To put that score of 281 for the X2 4800+ into context, the Armari that we used for our dual-core Opteron feature had a pair of Opteron 875s running at 2.2GHz and it scored 254 marks. The X2 4800+ has a 200MHz core-speed advantage, uses faster memory than the Opteron system and has a very fast hard disk array but even so it was a real surprise to see how well it performed in SYSmark.
The reason that X2 4800+ shows a 50 per cent improvement in the ICC part of SYSmark over the FX-53 is due to the multi-threaded nature of the applications, and the reason that it shows no benefit in gaming is that most games don't yet use multiple threads.
You might feel that the X2 4800+ looks very pretty on paper, but if you have no yearn for the digital lifestyle it may look like an expensive luxury. We wondered about that so we ran the same real world usability test that we performed on the Pentium Extreme Edition and Armari dual 875. We loaded up Bit Defender anti-virus and iTunes, and set the two applications running. While Bit Defender ran a full system virus scan we started to encode three albums of MP3 files to AAC format with iTunes, and then we started to play Doom 3.
With the FX-53 processor in our test system Bit Defender pegged the CPU at 100 per usage, and after we started iTunes encoding, Doom 3 simply refused to open, let alone play.
It was a completely different story with the X2 4800+ which could split the workload between the two cores, so running iTunes barely made an impression.
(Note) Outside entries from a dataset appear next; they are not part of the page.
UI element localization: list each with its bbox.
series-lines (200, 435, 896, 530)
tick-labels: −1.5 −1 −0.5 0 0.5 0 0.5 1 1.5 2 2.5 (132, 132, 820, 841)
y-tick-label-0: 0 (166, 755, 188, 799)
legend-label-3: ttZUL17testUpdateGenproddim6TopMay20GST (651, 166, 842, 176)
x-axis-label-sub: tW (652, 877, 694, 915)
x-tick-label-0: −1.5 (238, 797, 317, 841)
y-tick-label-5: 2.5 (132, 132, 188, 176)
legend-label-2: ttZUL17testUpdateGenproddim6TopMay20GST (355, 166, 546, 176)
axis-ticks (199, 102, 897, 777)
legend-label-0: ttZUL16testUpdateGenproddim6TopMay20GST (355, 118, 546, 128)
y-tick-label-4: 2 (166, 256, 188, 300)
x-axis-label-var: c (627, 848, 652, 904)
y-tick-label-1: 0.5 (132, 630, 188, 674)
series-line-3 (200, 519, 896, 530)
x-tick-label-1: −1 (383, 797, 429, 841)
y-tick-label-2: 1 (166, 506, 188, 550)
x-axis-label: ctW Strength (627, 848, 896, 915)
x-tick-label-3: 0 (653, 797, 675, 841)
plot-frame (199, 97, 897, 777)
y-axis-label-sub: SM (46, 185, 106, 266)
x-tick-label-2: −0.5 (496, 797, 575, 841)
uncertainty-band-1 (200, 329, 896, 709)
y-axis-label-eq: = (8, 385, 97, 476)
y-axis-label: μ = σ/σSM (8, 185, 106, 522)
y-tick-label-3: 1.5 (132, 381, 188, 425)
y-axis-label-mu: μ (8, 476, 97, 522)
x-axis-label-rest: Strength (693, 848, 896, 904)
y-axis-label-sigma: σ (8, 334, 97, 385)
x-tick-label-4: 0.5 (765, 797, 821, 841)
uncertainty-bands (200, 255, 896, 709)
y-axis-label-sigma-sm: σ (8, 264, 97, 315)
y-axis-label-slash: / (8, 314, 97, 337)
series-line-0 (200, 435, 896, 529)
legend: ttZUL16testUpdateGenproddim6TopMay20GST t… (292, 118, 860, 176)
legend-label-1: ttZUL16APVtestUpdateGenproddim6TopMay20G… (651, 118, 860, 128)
With both iTunes and Bit Defender running we were able to play Doom 3 without any dropped frames, and although the processor was working very hard it was completely invisible to us.
So you see, there is a benefit to gamers from dual-core right now: you can run other applications while you're gaming without shedding game performance. Your favourite game won't get any faster until it's coded to run as more than one thread, but it won't slow down significantly if you want to run stuff in the background.
NV Monitor shows that the X2 4800+ was running at a mere 37&176;C and the Thermaltake heatsink was cool to the touch.__
There's no doubt that the Athlon 64 X2 4800+ is very impressive indeed. Combined with the nForce4 SLi chipset it has performance that is truly staggering, and the only possible source of disappointment is the price. That and perhaps the fact that we don't expect speed increases to come along thick and fast. We'd guess that 2.6GHz at the start of 2006 and 2.8GHz at the end of 2006 with a 3GHz version in 2007 is close to the mark. We're about to be hit by a wave of new technologies as 64-bit computing and virtualisation come to the desktop, and we can't wait to see what benefits they bring, but right now Athlon 64 X2 is at the top of our tech shopping list.